Details are listed in the changelog below.
(While we are trying to better inform users by providing this information, we
cannot assure that this list is complete.)
Changelog
---------
..
Entries should be grouped by module (in alphabetic order) and prefixed with
one of the labels: |MajorFeature|, |Feature|, |Efficiency|, |Enhancement|,
|Fix| or |API| (see whats_new.rst for descriptions).
Entries should be ordered by those labels (e.g. |Fix| after |Efficiency|).
Changes not specific to a module should be listed under *Multiple Modules*
or *Miscellaneous*.
Entries should end with:
:pr:`123456` by :user:`Joe Bloggs <joeongithub>`.

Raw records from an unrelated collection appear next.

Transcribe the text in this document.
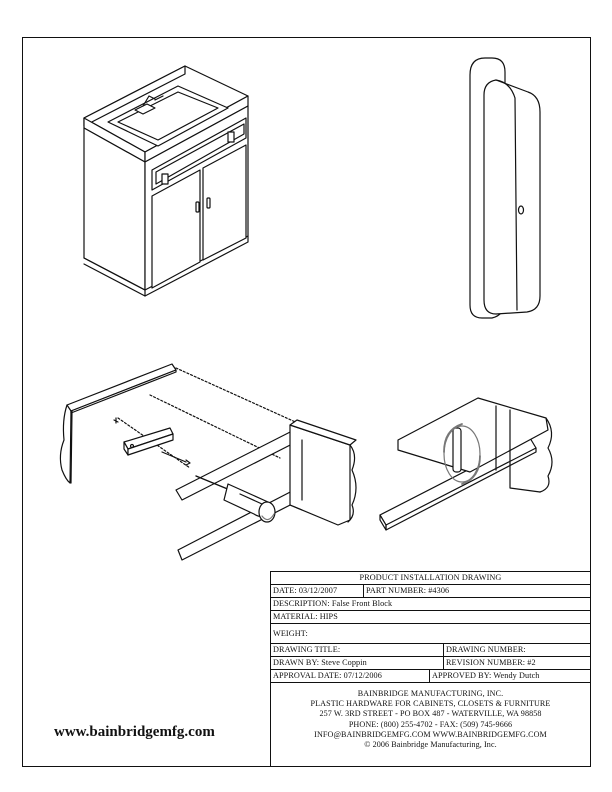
PRODUCT INSTALLATION DRAWING
DATE: 03/12/2007	PART NUMBER: #4306
DESCRIPTION: False Front Block
MATERIAL: HIPS
WEIGHT:
DRAWING TITLE:	DRAWING NUMBER:
DRAWN BY: Steve Coppin	REVISION NUMBER: #2
APPROVAL DATE: 07/12/2006	APPROVED BY: Wendy Dutch
BAINBRIDGE MANUFACTURING, INC.
PLASTIC HARDWARE FOR CABINETS, CLOSETS & FURNITURE
257 W. 3RD STREET - PO BOX 487 - WATERVILLE, WA 98858
PHONE: (800) 255-4702 - FAX: (509) 745-9666
INFO@BAINBRIDGEMFG.COM WWW.BAINBRIDGEMFG.COM
© 2006 Bainbridge Manufacturing, Inc.
www.bainbridgemfg.com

where 123456 is the *pull request* number, not the issue number.
:mod:`sklearn.cluster`
......................
- |Efficiency| :class:`cluster.Birch` implementation of the predict method
avoids high memory footprint by calculating the distances matrix using
a chunked scheme.
:pr:`16149` by :user:`Jeremie du Boisberranger <jeremiedbb>` and
:user:`Alex Shacked <alexshacked>`.
- |Efficiency| |MajorFeature| The critical parts of :class:`cluster.KMeans`
have a more optimized implementation. Parallelism is now over the data
instead of over initializations allowing better scalability. :pr:`11950` by
:user:`Jeremie du Boisberranger <jeremiedbb>`.

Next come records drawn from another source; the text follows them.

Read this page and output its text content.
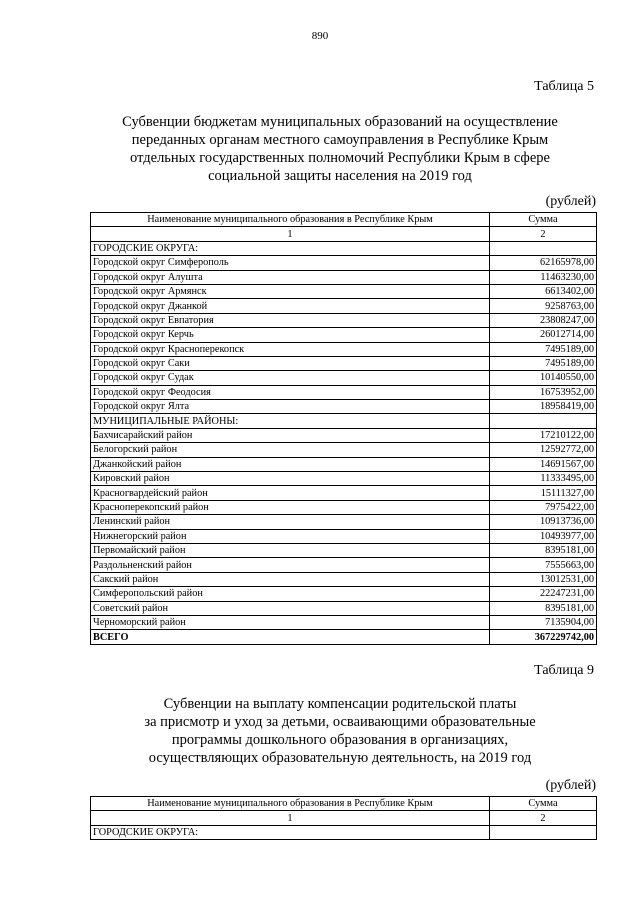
890
Таблица 5
Субвенции бюджетам муниципальных образований на осуществление
переданных органам местного самоуправления в Республике Крым
отдельных государственных полномочий Республики Крым в сфере
социальной защиты населения на 2019 год
(рублей)
Наименование муниципального образования в Республике Крым	Сумма
1	2
ГОРОДСКИЕ ОКРУГА:	
Городской округ Симферополь	62165978,00
Городской округ Алушта	11463230,00
Городской округ Армянск	6613402,00
Городской округ Джанкой	9258763,00
Городской округ Евпатория	23808247,00
Городской округ Керчь	26012714,00
Городской округ Красноперекопск	7495189,00
Городской округ Саки	7495189,00
Городской округ Судак	10140550,00
Городской округ Феодосия	16753952,00
Городской округ Ялта	18958419,00
МУНИЦИПАЛЬНЫЕ РАЙОНЫ:	
Бахчисарайский район	17210122,00
Белогорский район	12592772,00
Джанкойский район	14691567,00
Кировский район	11333495,00
Красногвардейский район	15111327,00
Красноперекопский район	7975422,00
Ленинский район	10913736,00
Нижнегорский район	10493977,00
Первомайский район	8395181,00
Раздольненский район	7555663,00
Сакский район	13012531,00
Симферопольский район	22247231,00
Советский район	8395181,00
Черноморский район	7135904,00
ВСЕГО	367229742,00
Таблица 9
Субвенции на выплату компенсации родительской платы
за присмотр и уход за детьми, осваивающими образовательные
программы дошкольного образования в организациях,
осуществляющих образовательную деятельность, на 2019 год
(рублей)
Наименование муниципального образования в Республике Крым	Сумма
1	2
ГОРОДСКИЕ ОКРУГА:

- |Enhancement| :class:`cluster.KMeans` now supports sparse data when
`solver = "elkan"`. :pr:`11950` by
:user:`Jeremie du Boisberranger <jeremiedbb>`.
- |Enhancement| :class:`cluster.AgglomerativeClustering` has a faster and more
memory efficient implementation of single linkage clustering.

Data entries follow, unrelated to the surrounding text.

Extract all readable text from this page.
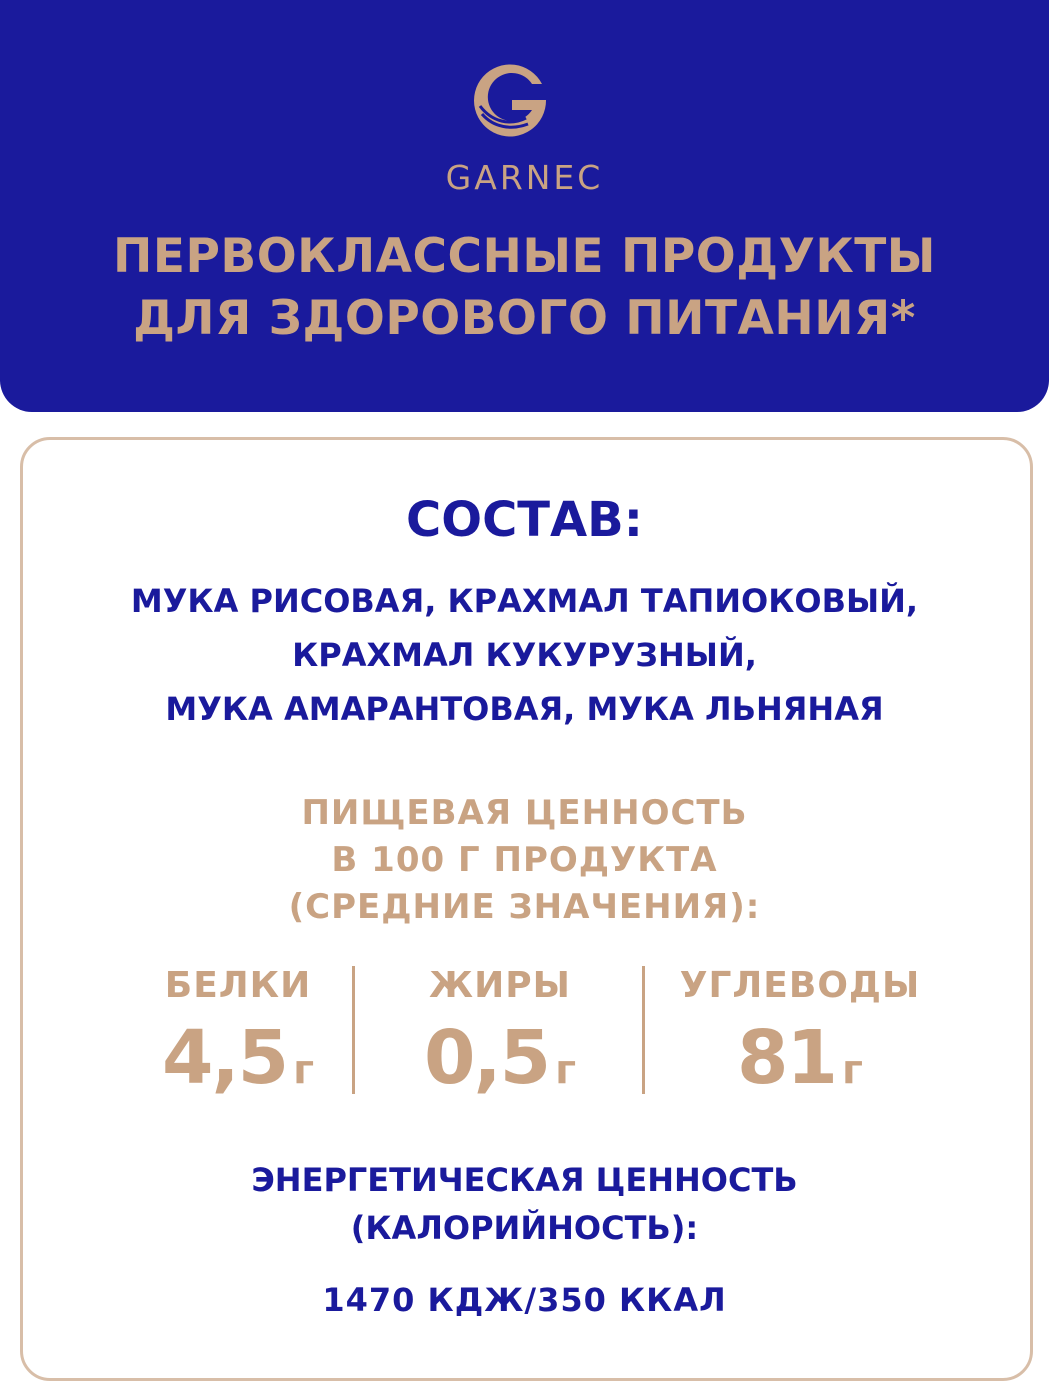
GARNEC
ПЕРВОКЛАССНЫЕ ПРОДУКТЫ
ДЛЯ ЗДОРОВОГО ПИТАНИЯ*
СОСТАВ:
МУКА РИСОВАЯ, КРАХМАЛ ТАПИОКОВЫЙ,
КРАХМАЛ КУКУРУЗНЫЙ,
МУКА АМАРАНТОВАЯ, МУКА ЛЬНЯНАЯ
ПИЩЕВАЯ ЦЕННОСТЬ
В 100 Г ПРОДУКТА
(СРЕДНИЕ ЗНАЧЕНИЯ):
БЕЛКИ
4,5 г
ЖИРЫ
0,5 г
УГЛЕВОДЫ
81 г
ЭНЕРГЕТИЧЕСКАЯ ЦЕННОСТЬ
(КАЛОРИЙНОСТЬ):
1470 КДЖ/350 ККАЛ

:pr:`11514` by :user:`Leland McInnes <lmcinnes>`.
- |Fix| :class:`cluster.KMeans` with ``algorithm="elkan"`` now converges with
``tol=0`` as with the default ``algorithm="full"``. :pr:`16075` by
:user:`Erich Schubert <kno10>`.
- |Fix| Fixed a bug in :class:`cluster.Birch` where the `n_clusters` parameter
could not have a `np.int64` type. :pr:`16484`
by :user:`Jeremie du Boisberranger <jeremiedbb>`.
- |Fix| :class:`cluster.AgglomerativeCluClustering` add specific error when
distance matrix is not square and `affinity=precomputed`.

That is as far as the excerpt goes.